QUATRE
COMMUNICATIONS POUR UN BILAN ET UNE PROJECTION DANS L'AVENIR
Dans
le cadre de la 12ème Conférence Ministérielle
des Pays les Moins Avancés qui s’est ouverte
le lundi 05 août 2002 au Centre International de
Conférence à Cotonou, les participants venus
d’horizons divers ont suivi quatre communications
au titre de la première journée. Ces communications
s’inscrivent bien dans la droite ligne des objectifs
fixés pour la Conférence.
La première communication a été présentée
par Son Excellence Monsieur Anwarul K. CHOWDUHRY, Ambassadeur
Haut Représentant du Secrétaire Général
des Nations Unies pour les Pays les Moins Avancés,
les pays enclavés et les petits pays insulaires
en développement, sur le thème ‘’le
Programme d’Action des Pays les Moins Avancés
un an après la Conférence de Bruxelles’’.
De l’exposé de Monsieur CHOWDHURY, il ressort
que le Programme d’Action de Bruxelles (PAB) en
faveur des PMA a été pris en compte par
de nombreuses rencontres internationales pertinentes qui
ont suivi la Troisième Conférence Ministérielle
des PMA de Bruxelles.
Selon Monsieur CHOWDHURY, de grands espoirs sont permis
dans la perspective de développement des Pays les
Moins Avancés avec l’institution du Bureau
du Haut Représentant qui constitue un mécanisme
de suivi tangible et hautement performant pour assurer
la responsabilité liée à la coordination,
à la supervision et à la mise en œuvre
du PAB. Mais malgré les progrès énormes
qui ont été réalisés depuis
l’institution de ce Bureau, de nombreux défis
restent à relever et cela passe nécessairement
par l’adoption de politiques nationale et internationale
efficaces qui seront centrées sur des stratégies
de développement à long terme pour la mise
en œuvre du PAB au cours de la première décade
du nouveau millénaire.
L’exposé de l’Ambassadeur CHOWDHURY
a été suivi d’un débat fructueux
au cours duquel de nombreuses délégations
ont pris la parole pour féliciter le Bénin
de l’excellente initiative de la Conférence
Ministérielle de Cotonou et pour enrichir l’exposé
de l’Ambassadeur CHOWDHURY.
‘’Consensus
de Monterrey et financement de mise en œuvre du Programme
d’Action des PMA’’, C’est le thème
de la seconde communication présentée par
Monsieur Edouard AHO-GLELE, Ministre Conseiller à
la Mission Permanente du Bénin Auprès des
Nations Unies à New York. Le consensus de Monterrey
de mars 2001 met l’accent sur l’effort à
fournir dans les domaines de la mobilisation des ressources
nationales et internationales, du commerce, du renforcement
de la coopération financière de la dette
extérieure ainsi que du renforcement de la cohérence
internationale des systèmes monétaire, financier
et commerciaux.
Le
mécanisme de financement de la mise en œuvre
du programme des PMA n’est pas à rechercher
dans le consensus de Monterrey ; le Programme d’Action
des PMA contient déjà en lui même
les clauses du financement de sa mise en œuvre. L’essentiel
maintenant sera de mettre en application ces clauses.

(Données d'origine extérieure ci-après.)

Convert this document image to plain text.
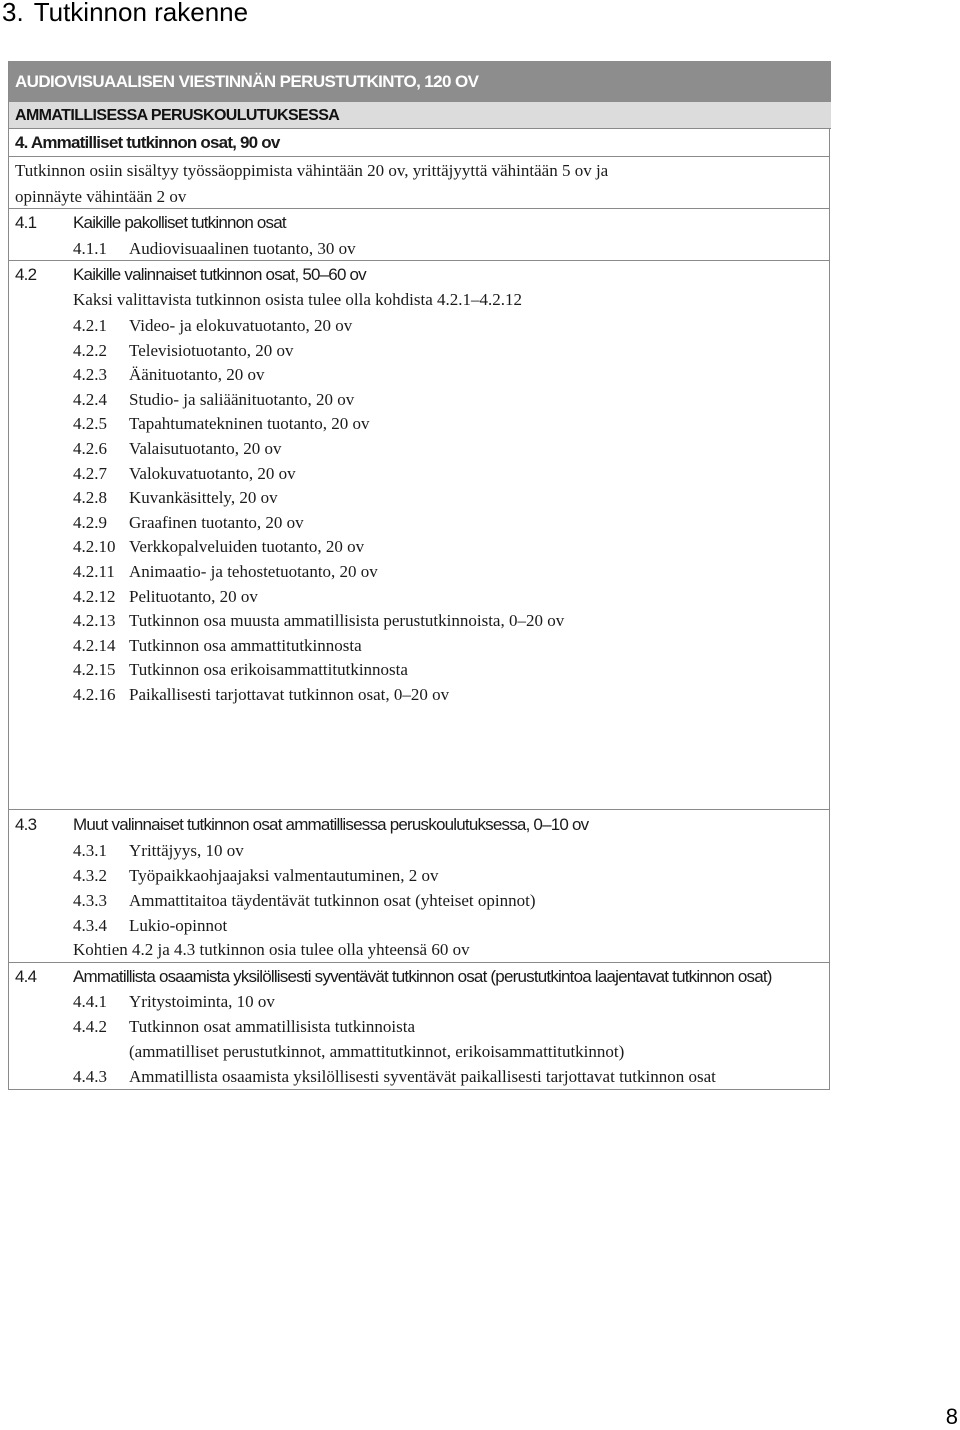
3. Tutkinnon rakenne
AUDIOVISUAALISEN VIESTINNÄN PERUSTUTKINTO, 120 OV
AMMATILLISESSA PERUSKOULUTUKSESSA
4. Ammatilliset tutkinnon osat, 90 ov
Tutkinnon osiin sisältyy työssäoppimista vähintään 20 ov, yrittäjyyttä vähintään 5 ov ja
opinnäyte vähintään 2 ov
4.1 Kaikille pakolliset tutkinnon osat
4.1.1 Audiovisuaalinen tuotanto, 30 ov
4.2 Kaikille valinnaiset tutkinnon osat, 50–60 ov
Kaksi valittavista tutkinnon osista tulee olla kohdista 4.2.1–4.2.12
4.2.1 Video- ja elokuvatuotanto, 20 ov
4.2.2 Televisiotuotanto, 20 ov
4.2.3 Äänituotanto, 20 ov
4.2.4 Studio- ja saliäänituotanto, 20 ov
4.2.5 Tapahtumatekninen tuotanto, 20 ov
4.2.6 Valaisutuotanto, 20 ov
4.2.7 Valokuvatuotanto, 20 ov
4.2.8 Kuvankäsittely, 20 ov
4.2.9 Graafinen tuotanto, 20 ov
4.2.10 Verkkopalveluiden tuotanto, 20 ov
4.2.11 Animaatio- ja tehostetuotanto, 20 ov
4.2.12 Pelituotanto, 20 ov
4.2.13 Tutkinnon osa muusta ammatillisista perustutkinnoista, 0–20 ov
4.2.14 Tutkinnon osa ammattitutkinnosta
4.2.15 Tutkinnon osa erikoisammattitutkinnosta
4.2.16 Paikallisesti tarjottavat tutkinnon osat, 0–20 ov
4.3 Muut valinnaiset tutkinnon osat ammatillisessa peruskoulutuksessa, 0–10 ov
4.3.1 Yrittäjyys, 10 ov
4.3.2 Työpaikkaohjaajaksi valmentautuminen, 2 ov
4.3.3 Ammattitaitoa täydentävät tutkinnon osat (yhteiset opinnot)
4.3.4 Lukio-opinnot
Kohtien 4.2 ja 4.3 tutkinnon osia tulee olla yhteensä 60 ov
4.4 Ammatillista osaamista yksilöllisesti syventävät tutkinnon osat (perustutkintoa laajentavat tutkinnon osat)
4.4.1 Yritystoiminta, 10 ov
4.4.2 Tutkinnon osat ammatillisista tutkinnoista
(ammatilliset perustutkinnot, ammattitutkinnot, erikoisammattitutkinnot)
4.4.3 Ammatillista osaamista yksilöllisesti syventävät paikallisesti tarjottavat tutkinnon osat
8
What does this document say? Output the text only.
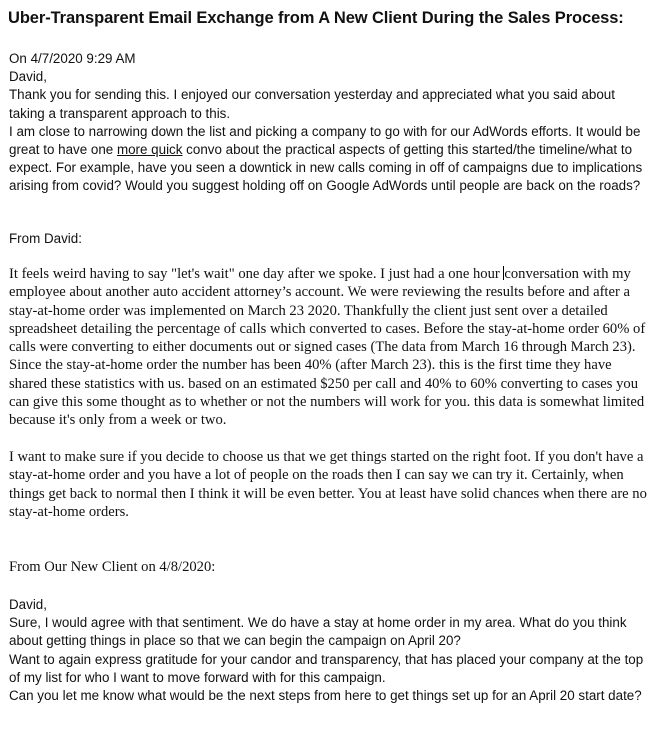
Uber-Transparent Email Exchange from A New Client During the Sales Process:

On 4/7/2020 9:29 AM

David,

Thank you for sending this. I enjoyed our conversation yesterday and appreciated what you said about taking a transparent approach to this.

I am close to narrowing down the list and picking a company to go with for our AdWords efforts. It would be great to have one more quick convo about the practical aspects of getting this started/the timeline/what to expect. For example, have you seen a downtick in new calls coming in off of campaigns due to implications arising from covid? Would you suggest holding off on Google AdWords until people are back on the roads?

From David:

It feels weird having to say "let's wait" one day after we spoke. I just had a one hour conversation with my employee about another auto accident attorney’s account. We were reviewing the results before and after a stay-at-home order was implemented on March 23 2020. Thankfully the client just sent over a detailed spreadsheet detailing the percentage of calls which converted to cases. Before the stay-at-home order 60% of calls were converting to either documents out or signed cases (The data from March 16 through March 23). Since the stay-at-home order the number has been 40% (after March 23). this is the first time they have shared these statistics with us. based on an estimated $250 per call and 40% to 60% converting to cases you can give this some thought as to whether or not the numbers will work for you. this data is somewhat limited because it's only from a week or two.

I want to make sure if you decide to choose us that we get things started on the right foot. If you don't have a stay-at-home order and you have a lot of people on the roads then I can say we can try it. Certainly, when things get back to normal then I think it will be even better. You at least have solid chances when there are no stay-at-home orders.

From Our New Client on 4/8/2020:

David,

Sure, I would agree with that sentiment. We do have a stay at home order in my area. What do you think about getting things in place so that we can begin the campaign on April 20?

Want to again express gratitude for your candor and transparency, that has placed your company at the top of my list for who I want to move forward with for this campaign.

Can you let me know what would be the next steps from here to get things set up for an April 20 start date?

Au cours des débats qui ont suivi cet exposé,
les participants ont souligné la nécessité
de mobiliser des ressources nécessaires à
la mise en œuvre du Programme d’Action des
PMA et de sensibiliser la Communauté Internationale
à cet effet.
Dans la troisième communication sur le Thème
: ‘’Les résultats de la conférence
ministérielle de l’OMC à Doha : Quelles
leçons en tirer pour les PMA’’, Monsieur
Jean Marc FORTIN, Conseiller à l’OMC a fait
notamment observer que depuis la tenue à Bruxelles
en mai 2001 de la 3ème conférence des Nations
Unies sur les PMA, l’OMC s’est entre autres
consacrée à la réalisation des dispositions
relatives au commerce contenues dans le Programme l’Action
de dix (10) ans adopté à cette conférence.
Présentée
par Monsieur Luc GNACADJA, Ministre de l’Environnement
de l’Habitat et de l’Urbanisme du Bénin
la 4ème communication à porté sur
le thème :’’Le Sommet Mondial sur le
Développement Durable : Quels résultats
pour les PMA ?’’.
Le Sommet de Johannesburg devra prendre en compte les
préoccupations des PMA qui se rapportent à
l’amélioration de la réglementation
du commerce international pour faciliter l’écoulement
des produits des Pays du Sud sur le marché international
à des prix justes et équitables, à
l’adoption d’un programme mondial d’atténuation
de la pauvreté, à l’allègement
de la dette extérieure, et à la mise en
place d’une structure institutionnelle renforcée
de gouvernance internationale en matière d’environnement.